I drove a fist into his face as he tried to get up, and he went down again, but he wasn’t out. He sprang to his feet and caught me with a knee to the ribs that knocked the wind from my chest. I stepped back and he scrambled up the steps. This was no street brawler. Some of his moves were Krav Maga; others were aikido. Not the repertoire of a political activist.

I raced on, following him up the stairs, and when he reached the eighth floor he yanked the fire door open and sprinted into the carpeted corridor beyond. I chased him through one of the hotel’s executive floors and he tried to block the corridor by pulling over marble-topped tables and pot plants. I jumped the obstacles and followed him into a stairwell on the other side of the building. As I bounced off the bannister, I heard a voice yell, “Jack!”

I glanced over the rail and saw Justine a long way down.

I sprinted on. We were near the roof now, and I heard the metallic rattle and clang of the stairwell door opening. I ran up the last flight and burst through the metal fire door onto a wide, flat roof.

A blinding flash and an explosive ringing in my ears told me I’d been hit, even before the pain started, and as I staggered forward, I turned to see the driver wielding a chair, taken from a stack behind the stairwell. He swung again, but I jumped out of range. I slipped on a layer of ice that lay beneath the soft powder covering the rooftop, and my sudden stumble saved me from another blow. As the chair whipped over my head, I powered forward and tackled my assailant. He fell backwards and dropped the chair as he hit the deck. I punched him in the ribs and the second time I did it, I felt something crack, and he yelped in pain.

I swung again, but he kicked me, catching me in the chest. I staggered back and he got to his feet.

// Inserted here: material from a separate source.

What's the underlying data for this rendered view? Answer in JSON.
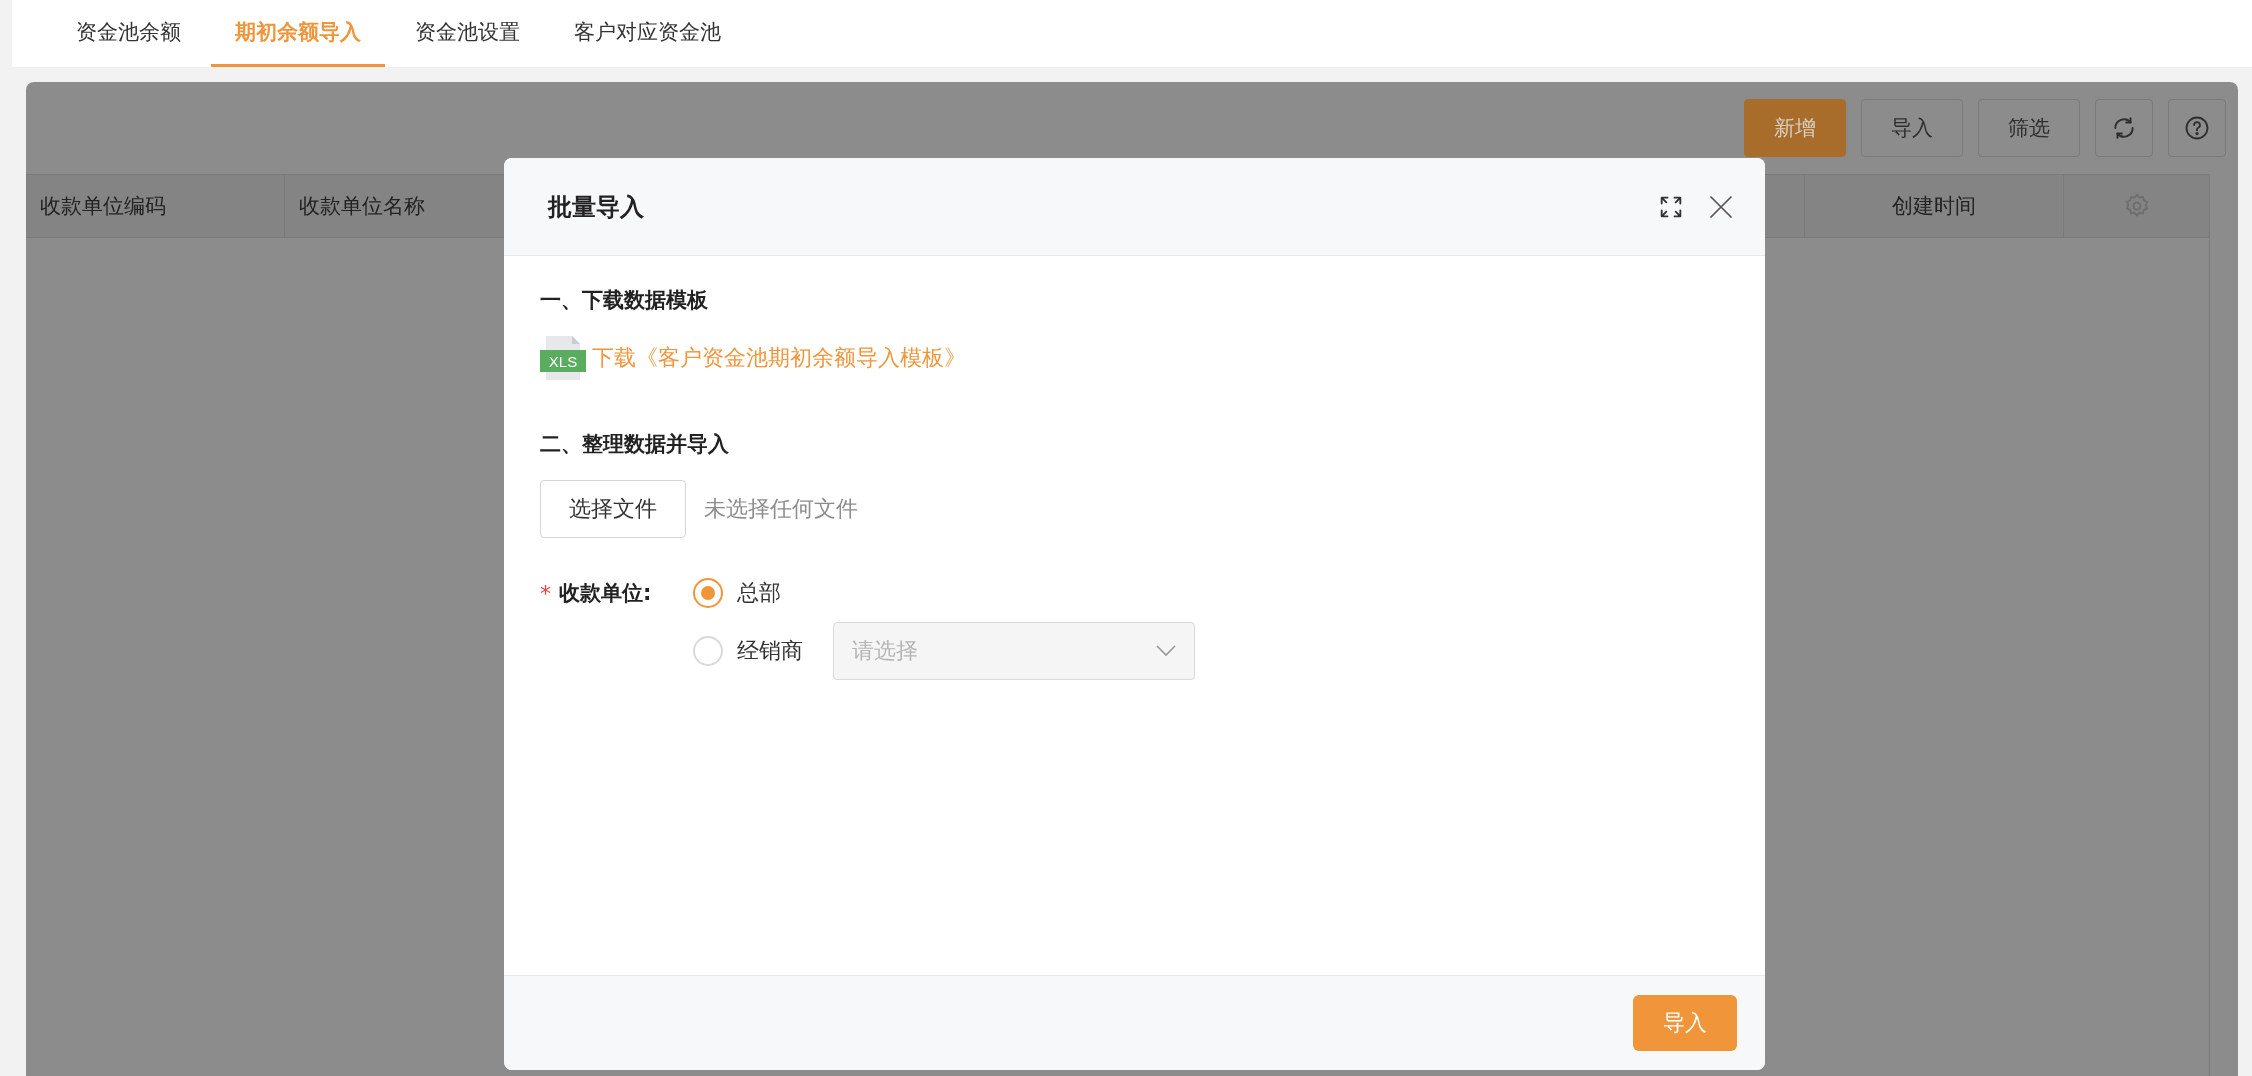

I grabbed the chair and drove its legs forward. One of them struck him in the face like a pool cue and his nose gushed blood. He pulled his mask off and I saw the mess he was in. His face was bloodied and he’d lost a number of teeth. His eyes were rolling and he was having trouble focusing.

“It’s over,” I said.

He wiped his bloodied face with his hand and I noticed the scar of an old bullet wound on his cheek. This was a man who’d survived being shot in the face.